Vice President and Medical Director, Magellan Healthcare
According to a recent survey, 60 percent of young adults are struggling with anxiety and depression during the pandemic. Calls to teen suicide hotlines are rising. But unless parents know the warning signs, they may not know their child needs help.
Signs of strain among teens were evident before the pandemic, especially among girls. A JAMA study revealed the percentage of teen girls who considered attempting suicide rose from 18.7 percent to 22.1 percent over the past 10 years. Even more startling is that the ways in which teen girls commit suicide have become more violent and more likely to result in death on first attempt.
Now, as another COVID-19 surge threatens to upend holidays and keep teens from friends and family, mental health professionals are concerned that long periods of isolation combined with the start of winter could be more than some teens can bear. Parents should be aware of how their teenagers are faring and whether outside support may be needed.
Know the signs
We’re only nine months into the pandemic, and experts say even if a vaccine becomes available, it may be another 18 to 24 months before it is ready for use. Adults are steeling themselves for the possibility that schools will return to an all-virtual format if infection rates continue to rise. Many are also experiencing “crisis fatigue,” leaving them emotionally, physically, and mentally exhausted. Teens experience the stresses of the pandemic even more acutely than adults.
Depression manifests differently in teens. Some teens complain of physical ailments, like headaches or stomach pains. Some express depression in the form of irritability or anger. Substance abuse and violence are also signs.
A persistent negative mental state can trigger feelings of anxiety and fear. Teens may exhibit extreme withdrawal, disruptive behavior, or an inability to pay attention. They also might have difficulty sleeping. Schoolwork suffers, as do relationships.
When teens stay in an anxious state, changes can occur in the brain that make it hard for them to move past negative feelings. The risk of self-harm and suicide can increase.
Here are three tips for helping your teen:
- Don’t brush it off as hormones: It’s important that parents understand the difference between being sad and being depressed. During the pandemic, it is normal for teens to feel down about changes that turn their routine upside down and prevent them from doing the things they love, like playing sports or spending time with friends. Last spring, some of the disappointments teens dealt with, like loss of graduation ceremonies and prom, felt deeply unfair. When your teen is unable to shake moods of extreme irritability or persistent sadness, talk with them. Acknowledge their feelings. If your child isn’t receptive to having a conversation, don’t push, but assure them you are available to talk anytime.
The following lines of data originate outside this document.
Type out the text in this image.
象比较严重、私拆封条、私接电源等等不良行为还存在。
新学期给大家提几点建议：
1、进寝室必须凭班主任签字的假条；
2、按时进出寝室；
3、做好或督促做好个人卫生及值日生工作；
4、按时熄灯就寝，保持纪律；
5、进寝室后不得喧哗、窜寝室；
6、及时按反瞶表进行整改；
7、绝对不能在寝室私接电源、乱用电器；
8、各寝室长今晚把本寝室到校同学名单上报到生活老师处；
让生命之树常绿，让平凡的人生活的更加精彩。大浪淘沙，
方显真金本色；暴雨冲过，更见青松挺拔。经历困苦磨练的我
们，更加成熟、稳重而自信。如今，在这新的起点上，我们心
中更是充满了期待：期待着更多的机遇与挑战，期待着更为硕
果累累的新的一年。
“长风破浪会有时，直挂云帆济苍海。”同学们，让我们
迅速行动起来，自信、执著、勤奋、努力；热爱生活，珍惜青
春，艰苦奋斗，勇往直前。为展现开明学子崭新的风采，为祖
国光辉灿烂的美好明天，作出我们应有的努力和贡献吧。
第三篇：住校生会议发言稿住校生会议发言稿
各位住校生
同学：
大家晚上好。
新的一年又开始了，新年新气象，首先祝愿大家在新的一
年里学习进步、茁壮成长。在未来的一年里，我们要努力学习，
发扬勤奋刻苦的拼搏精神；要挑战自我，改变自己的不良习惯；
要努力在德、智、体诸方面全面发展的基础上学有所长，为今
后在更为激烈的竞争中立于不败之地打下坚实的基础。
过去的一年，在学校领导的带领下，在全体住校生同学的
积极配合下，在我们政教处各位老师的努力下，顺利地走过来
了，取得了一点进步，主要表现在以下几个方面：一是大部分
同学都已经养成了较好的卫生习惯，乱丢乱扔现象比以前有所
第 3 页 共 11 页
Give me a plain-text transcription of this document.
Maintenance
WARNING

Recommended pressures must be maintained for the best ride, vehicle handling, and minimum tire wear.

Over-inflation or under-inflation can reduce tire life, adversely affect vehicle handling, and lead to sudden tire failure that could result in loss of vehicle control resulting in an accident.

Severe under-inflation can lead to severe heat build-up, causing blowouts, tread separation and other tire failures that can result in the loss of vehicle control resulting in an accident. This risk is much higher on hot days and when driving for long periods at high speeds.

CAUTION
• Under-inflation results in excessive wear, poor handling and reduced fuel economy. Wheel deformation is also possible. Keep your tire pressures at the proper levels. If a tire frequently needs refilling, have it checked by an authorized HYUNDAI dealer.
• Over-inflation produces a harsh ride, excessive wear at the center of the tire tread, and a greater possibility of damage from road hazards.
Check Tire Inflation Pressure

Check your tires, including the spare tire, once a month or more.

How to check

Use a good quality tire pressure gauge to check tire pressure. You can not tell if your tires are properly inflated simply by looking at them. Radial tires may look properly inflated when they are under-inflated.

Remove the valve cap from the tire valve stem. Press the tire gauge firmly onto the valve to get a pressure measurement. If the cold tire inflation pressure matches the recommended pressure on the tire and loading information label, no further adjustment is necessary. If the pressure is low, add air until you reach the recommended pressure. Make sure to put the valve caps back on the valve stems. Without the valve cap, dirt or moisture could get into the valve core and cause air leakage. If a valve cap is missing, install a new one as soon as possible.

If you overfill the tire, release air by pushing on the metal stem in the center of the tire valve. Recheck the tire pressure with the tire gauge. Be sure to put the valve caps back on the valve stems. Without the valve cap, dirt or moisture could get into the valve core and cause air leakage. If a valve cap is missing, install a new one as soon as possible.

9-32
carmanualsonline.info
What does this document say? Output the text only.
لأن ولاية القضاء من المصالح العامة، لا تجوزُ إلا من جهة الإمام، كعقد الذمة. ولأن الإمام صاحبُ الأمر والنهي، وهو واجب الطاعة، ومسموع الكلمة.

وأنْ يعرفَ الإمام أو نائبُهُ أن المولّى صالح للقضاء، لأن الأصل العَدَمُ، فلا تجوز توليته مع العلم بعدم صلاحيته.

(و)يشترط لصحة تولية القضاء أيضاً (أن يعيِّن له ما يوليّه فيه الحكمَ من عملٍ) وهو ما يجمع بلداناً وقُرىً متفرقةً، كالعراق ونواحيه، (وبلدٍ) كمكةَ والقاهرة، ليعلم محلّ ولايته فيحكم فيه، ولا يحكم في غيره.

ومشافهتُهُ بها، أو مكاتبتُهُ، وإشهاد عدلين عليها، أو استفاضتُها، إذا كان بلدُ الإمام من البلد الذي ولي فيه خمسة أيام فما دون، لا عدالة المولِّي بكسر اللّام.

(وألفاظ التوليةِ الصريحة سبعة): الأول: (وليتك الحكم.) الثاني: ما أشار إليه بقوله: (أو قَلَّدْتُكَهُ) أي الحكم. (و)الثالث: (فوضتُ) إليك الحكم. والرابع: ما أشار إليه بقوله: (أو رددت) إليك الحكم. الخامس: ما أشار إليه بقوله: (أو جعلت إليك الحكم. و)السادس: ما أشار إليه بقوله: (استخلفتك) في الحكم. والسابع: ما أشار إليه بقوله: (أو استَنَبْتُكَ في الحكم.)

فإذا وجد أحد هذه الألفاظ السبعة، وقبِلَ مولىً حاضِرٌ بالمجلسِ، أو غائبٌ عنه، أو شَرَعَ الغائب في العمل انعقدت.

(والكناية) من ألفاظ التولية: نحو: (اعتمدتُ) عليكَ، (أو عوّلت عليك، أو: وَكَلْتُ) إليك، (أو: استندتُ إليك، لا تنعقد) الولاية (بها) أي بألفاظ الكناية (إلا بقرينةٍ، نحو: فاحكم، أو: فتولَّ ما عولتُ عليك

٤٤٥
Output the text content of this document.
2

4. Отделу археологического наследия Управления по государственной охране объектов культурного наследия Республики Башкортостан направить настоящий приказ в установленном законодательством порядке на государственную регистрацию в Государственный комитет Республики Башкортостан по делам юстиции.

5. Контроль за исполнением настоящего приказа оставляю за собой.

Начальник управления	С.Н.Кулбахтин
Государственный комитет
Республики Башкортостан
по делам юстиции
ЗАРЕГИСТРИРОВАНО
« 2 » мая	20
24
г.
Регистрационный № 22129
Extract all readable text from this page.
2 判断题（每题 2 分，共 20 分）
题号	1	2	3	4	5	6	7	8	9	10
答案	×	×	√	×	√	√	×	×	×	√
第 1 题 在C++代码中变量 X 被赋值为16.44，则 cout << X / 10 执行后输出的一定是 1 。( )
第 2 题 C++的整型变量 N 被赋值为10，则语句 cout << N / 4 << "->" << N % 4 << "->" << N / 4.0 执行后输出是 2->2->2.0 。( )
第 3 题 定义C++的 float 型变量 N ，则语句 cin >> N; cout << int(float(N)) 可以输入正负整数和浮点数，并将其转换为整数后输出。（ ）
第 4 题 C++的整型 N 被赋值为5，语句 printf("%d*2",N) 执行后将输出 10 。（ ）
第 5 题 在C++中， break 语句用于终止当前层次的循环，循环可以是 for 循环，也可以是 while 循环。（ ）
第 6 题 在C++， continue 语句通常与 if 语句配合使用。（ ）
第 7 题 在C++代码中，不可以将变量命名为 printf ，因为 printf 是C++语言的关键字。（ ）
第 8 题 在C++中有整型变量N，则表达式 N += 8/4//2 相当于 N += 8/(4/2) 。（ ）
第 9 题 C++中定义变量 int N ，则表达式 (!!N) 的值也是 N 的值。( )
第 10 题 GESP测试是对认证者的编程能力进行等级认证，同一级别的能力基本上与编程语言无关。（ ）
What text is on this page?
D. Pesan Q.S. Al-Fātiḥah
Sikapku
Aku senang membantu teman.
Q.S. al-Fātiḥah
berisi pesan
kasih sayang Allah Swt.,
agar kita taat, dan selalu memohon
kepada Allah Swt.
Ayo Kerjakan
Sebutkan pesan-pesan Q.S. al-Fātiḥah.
- Encourage your child to practice self-care, and provide opportunities for joy: Think about the activities your child enjoyed before COVID-19 and look for ways to reintroduce them in safe ways. Think outside the box–let your child pick a gadget from Amazon, head to their favorite to-go restaurant or take a bike ride together.
- Provide a nonjudgmental environment for teens to talk: If your teenager is uncomfortable discussing with you how they are feeling, look for alternatives. Ask your pediatrician if your child could be evaluated for depression or anxiety during their next visit. Such an assessment could lead to a conversation that ensures your teen gets help navigating complex emotions. With the rise in telehealth, this help can take place from the comfort of the child’s room. During a telehealth visit, give your teen space. Go to another area of the home, and resist the urge to ask questions afterward, but be open to talking if your teen wants to.
The loss of social connectedness is one of the more painful experiences teens may face during the pandemic, but it shouldn’t feel insurmountable. When parents educate themselves on the signs of emotional distress in their children and have the resources to get help, they equip themselves to provide the right support for their children at the right time.